Exclusive: at least 16 notices issued to prevent future deaths after inquests highlight care failures

Coroners in England have said lessons must be learned from failings made by overstretched services that struggled to adapt during the Covid pandemic, as details of inquests into deaths only now emerge.

At the height of the pandemic, everything from mental health and coastguard services to care homes had to quickly change how they operated, and coroners across England are highlighting failures made during this time through reports that identify avoidable deaths.

Azra Hussain, 41, who died in secure accommodation in Birmingham on 6 May 2020. Two months before her death, she had been due to begin electroconvulsive therapy, but because of an administrative error the treatment was cancelled and was then no longer possible because of Covid restrictions. The inquest jury concluded that had she been given this treatment, she would probably have lived.

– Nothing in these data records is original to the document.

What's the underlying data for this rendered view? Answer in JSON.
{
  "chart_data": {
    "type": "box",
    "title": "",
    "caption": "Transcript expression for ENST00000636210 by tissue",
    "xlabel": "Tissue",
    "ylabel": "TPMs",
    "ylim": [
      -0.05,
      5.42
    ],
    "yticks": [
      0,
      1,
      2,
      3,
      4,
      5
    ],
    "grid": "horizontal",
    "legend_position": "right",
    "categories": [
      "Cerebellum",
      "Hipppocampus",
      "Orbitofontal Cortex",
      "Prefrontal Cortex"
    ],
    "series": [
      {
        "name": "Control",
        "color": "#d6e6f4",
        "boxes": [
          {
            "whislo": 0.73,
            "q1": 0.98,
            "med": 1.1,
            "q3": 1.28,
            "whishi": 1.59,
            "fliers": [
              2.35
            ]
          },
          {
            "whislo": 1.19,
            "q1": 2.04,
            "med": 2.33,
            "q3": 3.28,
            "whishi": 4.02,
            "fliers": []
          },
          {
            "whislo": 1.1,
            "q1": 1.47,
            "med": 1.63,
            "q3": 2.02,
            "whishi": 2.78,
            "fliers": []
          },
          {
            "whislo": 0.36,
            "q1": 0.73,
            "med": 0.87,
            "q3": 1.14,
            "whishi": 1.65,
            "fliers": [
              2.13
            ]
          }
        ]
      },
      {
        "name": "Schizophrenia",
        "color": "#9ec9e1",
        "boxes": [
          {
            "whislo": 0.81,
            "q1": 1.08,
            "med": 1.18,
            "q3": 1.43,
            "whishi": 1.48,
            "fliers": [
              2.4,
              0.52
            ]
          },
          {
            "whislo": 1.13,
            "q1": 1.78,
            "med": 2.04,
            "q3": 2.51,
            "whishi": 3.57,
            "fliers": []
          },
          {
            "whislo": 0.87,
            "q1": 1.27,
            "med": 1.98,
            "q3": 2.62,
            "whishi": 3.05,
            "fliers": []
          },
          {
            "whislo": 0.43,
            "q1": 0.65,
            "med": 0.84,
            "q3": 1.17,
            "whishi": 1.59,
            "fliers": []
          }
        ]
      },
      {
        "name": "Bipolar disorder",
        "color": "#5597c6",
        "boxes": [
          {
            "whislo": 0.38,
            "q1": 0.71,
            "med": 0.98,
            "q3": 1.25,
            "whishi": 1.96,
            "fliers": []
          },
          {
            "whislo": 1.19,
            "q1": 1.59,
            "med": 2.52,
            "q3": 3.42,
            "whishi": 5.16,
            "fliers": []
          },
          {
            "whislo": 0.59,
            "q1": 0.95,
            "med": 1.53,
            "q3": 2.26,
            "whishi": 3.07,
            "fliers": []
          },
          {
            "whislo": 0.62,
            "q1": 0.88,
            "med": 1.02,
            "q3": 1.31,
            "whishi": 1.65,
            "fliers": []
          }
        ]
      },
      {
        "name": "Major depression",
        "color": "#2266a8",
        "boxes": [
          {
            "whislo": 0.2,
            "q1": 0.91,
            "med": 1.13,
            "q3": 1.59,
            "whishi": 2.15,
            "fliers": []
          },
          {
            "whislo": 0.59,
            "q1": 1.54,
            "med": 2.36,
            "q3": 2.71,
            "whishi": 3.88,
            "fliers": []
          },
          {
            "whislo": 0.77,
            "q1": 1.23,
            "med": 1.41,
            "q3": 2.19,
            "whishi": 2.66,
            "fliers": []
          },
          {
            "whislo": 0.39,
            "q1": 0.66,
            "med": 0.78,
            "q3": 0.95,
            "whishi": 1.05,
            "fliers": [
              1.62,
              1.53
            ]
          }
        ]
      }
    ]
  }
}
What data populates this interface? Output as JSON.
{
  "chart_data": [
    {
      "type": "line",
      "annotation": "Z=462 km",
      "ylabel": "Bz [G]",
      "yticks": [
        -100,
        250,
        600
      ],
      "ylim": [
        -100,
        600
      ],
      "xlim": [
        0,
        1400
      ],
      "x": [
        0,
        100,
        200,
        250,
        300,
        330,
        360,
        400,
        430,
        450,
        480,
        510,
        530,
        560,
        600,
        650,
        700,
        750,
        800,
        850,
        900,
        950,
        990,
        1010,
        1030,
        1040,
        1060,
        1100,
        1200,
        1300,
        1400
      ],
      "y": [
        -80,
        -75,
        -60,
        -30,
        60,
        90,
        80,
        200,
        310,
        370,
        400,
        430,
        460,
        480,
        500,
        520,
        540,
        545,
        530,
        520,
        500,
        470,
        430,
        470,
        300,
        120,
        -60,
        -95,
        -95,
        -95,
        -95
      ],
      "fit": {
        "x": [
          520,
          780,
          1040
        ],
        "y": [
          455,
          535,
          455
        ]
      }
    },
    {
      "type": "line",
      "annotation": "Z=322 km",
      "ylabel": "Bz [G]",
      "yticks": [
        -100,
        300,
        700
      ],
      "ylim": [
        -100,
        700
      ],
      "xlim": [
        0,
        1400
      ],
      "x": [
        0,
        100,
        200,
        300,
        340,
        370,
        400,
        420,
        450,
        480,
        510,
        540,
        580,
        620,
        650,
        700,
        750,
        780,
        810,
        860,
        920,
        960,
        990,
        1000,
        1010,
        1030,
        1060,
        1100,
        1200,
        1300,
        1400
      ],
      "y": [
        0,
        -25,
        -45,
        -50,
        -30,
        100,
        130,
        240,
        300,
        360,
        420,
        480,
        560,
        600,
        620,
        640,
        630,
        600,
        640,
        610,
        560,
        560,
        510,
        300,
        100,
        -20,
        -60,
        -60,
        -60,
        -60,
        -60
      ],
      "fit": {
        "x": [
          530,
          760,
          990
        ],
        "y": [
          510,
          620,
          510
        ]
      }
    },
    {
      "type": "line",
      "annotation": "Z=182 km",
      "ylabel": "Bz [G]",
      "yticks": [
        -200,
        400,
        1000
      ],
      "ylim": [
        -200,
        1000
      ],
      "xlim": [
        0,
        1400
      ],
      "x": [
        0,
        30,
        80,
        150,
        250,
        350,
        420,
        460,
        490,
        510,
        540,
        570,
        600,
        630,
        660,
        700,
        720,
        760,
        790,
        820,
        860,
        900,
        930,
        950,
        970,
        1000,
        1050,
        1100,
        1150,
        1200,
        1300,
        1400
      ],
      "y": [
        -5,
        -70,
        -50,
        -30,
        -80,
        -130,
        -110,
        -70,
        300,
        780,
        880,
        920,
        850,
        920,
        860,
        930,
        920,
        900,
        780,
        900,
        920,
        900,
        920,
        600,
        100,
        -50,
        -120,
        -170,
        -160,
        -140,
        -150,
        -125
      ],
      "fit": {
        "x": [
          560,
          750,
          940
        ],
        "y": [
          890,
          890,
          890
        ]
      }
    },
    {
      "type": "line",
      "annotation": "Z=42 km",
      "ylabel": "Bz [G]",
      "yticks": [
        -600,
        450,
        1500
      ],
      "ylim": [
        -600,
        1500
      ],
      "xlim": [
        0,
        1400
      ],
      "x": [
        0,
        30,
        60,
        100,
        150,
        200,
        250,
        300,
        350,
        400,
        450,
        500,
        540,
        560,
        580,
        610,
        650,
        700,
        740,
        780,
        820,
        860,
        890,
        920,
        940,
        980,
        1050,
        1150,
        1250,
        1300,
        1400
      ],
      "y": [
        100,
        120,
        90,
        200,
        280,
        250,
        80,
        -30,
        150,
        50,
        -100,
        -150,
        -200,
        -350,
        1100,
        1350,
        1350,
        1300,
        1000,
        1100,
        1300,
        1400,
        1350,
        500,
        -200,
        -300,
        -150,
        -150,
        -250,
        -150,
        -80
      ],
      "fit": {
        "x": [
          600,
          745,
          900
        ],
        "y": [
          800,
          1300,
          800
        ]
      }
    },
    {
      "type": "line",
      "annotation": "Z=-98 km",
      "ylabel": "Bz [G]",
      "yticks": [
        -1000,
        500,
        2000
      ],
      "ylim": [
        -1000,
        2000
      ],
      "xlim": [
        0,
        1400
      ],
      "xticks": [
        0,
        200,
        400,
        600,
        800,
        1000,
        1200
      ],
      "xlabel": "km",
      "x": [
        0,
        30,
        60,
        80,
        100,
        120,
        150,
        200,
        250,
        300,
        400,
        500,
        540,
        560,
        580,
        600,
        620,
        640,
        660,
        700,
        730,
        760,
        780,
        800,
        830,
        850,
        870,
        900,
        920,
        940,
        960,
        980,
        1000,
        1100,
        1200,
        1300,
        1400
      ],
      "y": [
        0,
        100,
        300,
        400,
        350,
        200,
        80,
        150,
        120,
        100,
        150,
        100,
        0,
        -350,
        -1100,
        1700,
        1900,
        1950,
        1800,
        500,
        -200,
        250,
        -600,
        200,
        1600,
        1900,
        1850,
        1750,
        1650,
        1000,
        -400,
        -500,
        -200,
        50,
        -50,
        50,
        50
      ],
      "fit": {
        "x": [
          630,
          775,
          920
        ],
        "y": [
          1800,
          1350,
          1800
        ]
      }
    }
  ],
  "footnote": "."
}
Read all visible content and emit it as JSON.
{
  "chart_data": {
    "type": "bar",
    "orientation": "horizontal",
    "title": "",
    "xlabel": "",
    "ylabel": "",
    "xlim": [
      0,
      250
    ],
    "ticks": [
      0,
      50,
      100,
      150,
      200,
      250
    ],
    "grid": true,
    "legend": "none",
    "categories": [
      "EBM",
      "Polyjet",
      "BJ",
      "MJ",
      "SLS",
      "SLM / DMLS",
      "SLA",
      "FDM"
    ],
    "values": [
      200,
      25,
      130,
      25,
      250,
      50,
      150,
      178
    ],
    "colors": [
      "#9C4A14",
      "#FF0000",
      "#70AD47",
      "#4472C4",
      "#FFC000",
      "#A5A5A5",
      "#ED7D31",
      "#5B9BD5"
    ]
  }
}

Ruth Jones, a frail older woman thought to have caught Covid, who died in a care home after a fall in self-isolation. A coroner said the care home was not equipped to watch Jones during her isolation but she needed to be monitored because of her risk of injury if left alone.

Anthony Williamson, an experienced sea kayaker who died on his 54th birthday after getting into difficulty. The coroner said he was concerned there was a reduced level of coastguard cover around the Cornish coastline owing to the pandemic.